When Begum was tracked down for the first time in 2019 she was pregnant, widowed and had lost two children.
Her third died shortly after birth and in the film Begum cries as she talks about losing all of her babies.
Becoming pregnant for the first time with a daughter made her feel like she ‘had a purpose in life again’.
Soon after she was born Begum became pregnant again but there were constant bombings and a shortage of food and nappies.
Her son died first and it ‘hit me really hard’ but she ‘couldn’t even mourn over him because I knew I had to take care of my daughter and my baby, I had to get up and keep moving, there was no time to sit and cry about it’, she says.
Breaking down in tears, Begum says that the following month her daughter died – she doesn’t know what the cause of death for either child was.
Begum says: ‘When she died it was so hard because I just felt so alone and I felt like my entire world was falling apart in front of me and I couldn’t’ do anything
‘I felt like it was my fault for not getting them out sooner.
‘When she died at that moment I just wanted to kill myself. I felt like I couldn’t even get up to run any more when there were bombings.
‘The only thing keeping me alive was my baby I was pregnant with. I felt like I had to do him right by getting him out and giving him a normal life’.

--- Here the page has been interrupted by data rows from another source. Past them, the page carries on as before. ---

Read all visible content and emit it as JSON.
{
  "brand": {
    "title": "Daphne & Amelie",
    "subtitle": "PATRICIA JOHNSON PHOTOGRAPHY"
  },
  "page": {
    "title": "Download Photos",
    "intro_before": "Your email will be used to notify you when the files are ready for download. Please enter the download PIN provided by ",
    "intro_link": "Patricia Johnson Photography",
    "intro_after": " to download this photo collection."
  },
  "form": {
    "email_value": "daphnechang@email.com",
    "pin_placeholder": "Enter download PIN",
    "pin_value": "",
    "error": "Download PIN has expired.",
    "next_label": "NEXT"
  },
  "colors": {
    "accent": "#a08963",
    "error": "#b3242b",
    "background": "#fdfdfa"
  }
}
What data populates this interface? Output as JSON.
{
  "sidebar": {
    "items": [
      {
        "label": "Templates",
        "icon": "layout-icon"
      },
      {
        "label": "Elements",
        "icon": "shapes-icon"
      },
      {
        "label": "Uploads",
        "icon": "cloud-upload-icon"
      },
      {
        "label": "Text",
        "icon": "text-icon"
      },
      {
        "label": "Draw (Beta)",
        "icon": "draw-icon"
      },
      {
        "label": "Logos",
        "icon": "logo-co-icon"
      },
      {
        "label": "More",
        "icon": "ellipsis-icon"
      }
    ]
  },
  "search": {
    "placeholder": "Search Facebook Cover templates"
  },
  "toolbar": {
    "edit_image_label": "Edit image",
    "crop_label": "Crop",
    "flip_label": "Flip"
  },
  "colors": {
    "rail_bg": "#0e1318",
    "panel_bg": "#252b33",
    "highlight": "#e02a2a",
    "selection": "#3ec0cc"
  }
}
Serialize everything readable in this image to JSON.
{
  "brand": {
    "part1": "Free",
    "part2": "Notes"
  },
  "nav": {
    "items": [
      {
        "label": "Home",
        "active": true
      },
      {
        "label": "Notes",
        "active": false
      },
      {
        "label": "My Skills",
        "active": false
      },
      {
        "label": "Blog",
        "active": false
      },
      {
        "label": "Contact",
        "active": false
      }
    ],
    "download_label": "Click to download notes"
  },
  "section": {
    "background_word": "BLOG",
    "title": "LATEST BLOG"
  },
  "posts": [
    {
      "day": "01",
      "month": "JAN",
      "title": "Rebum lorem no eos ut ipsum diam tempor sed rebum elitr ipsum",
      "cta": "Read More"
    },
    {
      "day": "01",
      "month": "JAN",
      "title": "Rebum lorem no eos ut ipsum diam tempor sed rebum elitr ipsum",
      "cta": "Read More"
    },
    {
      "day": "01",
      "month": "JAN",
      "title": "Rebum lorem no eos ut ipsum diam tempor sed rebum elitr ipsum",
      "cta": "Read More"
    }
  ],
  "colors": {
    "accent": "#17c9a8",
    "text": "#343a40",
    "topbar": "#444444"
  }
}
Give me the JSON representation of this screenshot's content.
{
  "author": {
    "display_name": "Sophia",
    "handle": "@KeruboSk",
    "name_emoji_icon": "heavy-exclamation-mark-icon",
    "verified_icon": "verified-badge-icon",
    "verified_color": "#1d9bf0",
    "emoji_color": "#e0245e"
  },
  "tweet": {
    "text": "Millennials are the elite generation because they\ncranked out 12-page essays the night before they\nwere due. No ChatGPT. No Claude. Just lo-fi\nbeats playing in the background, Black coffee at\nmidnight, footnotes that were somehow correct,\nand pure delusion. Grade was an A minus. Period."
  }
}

Tragedy struck again when her third child died months later and Begum stayed up all night with his body because she didn’t want to be apart from him.
She says: ‘He was my last hope, he was the only thing keeping me alive. I didn’t know how. That day I just cried for all my children. I cried for all of them. No-one could help me, no-one could do anything’.
Another heartbreaking episode was breaking the news to Kadiza Sultana’s mother that she had been killed in an airstrike.
Begum says that Sultana’s mother demanded to see a picture and didn’t believe it but ‘there was no way of showing a picture because her body was in pieces’.
She says: ‘When Amira (Abase) was killed I felt like I have no friends any more because they were everything I had and I’d known them for half my life and now I feel lost and now I don’t know who I am anymore without them.
Begum says she knew she had to flee ISIS when she realized she ‘can’t leave’.
She realized that the Islamic State was all about ‘trapping people’ and that if she tried to leave she would be tortured and treated like a spy.
Pointing out the hypocrisy of the Islamic State, Begum claimed that she was told even if she didn’t like there she should ‘just stay and look good for the videos’
In a moment of levity during the documentary Begum is asked by another of the Western ISIS brides what she would do first when she got back to the UK.
Laughing, she says: ‘Eat a nice big Subway, a foot long with meatballs. Just leave me with it’.
One piece of good news Begum has received is that the husband of her children is alive and that she got a letter from him last summer through the Red Cross.
She says: ‘He was telling me he’s in a good place, he has good friends, he’s trying to be patient. He said happy birthday to me, told me to stay strong, be around good women and to have patience’.
The film was directed by Spanish filmmaker Alba Sotorra Clua who said in an interview with womenandhollywood.com she was drawn to the subject because she saw the ‘human face’ of the suffering behind ISIS.
She said: ‘This is a film about dialogue, understanding, and forgiveness as a way for peace that challenges the viewer to listen without judging.
‘I hope the audience, after watching this film, will change their perspective on what is the responsibility of our governments regarding thousands of women and children in detention camps in Northeastern Syria for more than two year’.
Clua said that the crew were all female and that the first days of filming were ‘tense’ because the team didn’t want to share food or tea with the ISIS women they were filming.
Some even ‘feared that the food could be poisoned’ and were ‘incredulous’ with what the women were claiming to them.
The ISIS women didn’t trust the filmmakers at the beginning either but over time the ‘walls of fear and pain fell to make room for an honest dialogue’, Clua said.
The film was in part funded by Sky TV which will show it in the UK later this year.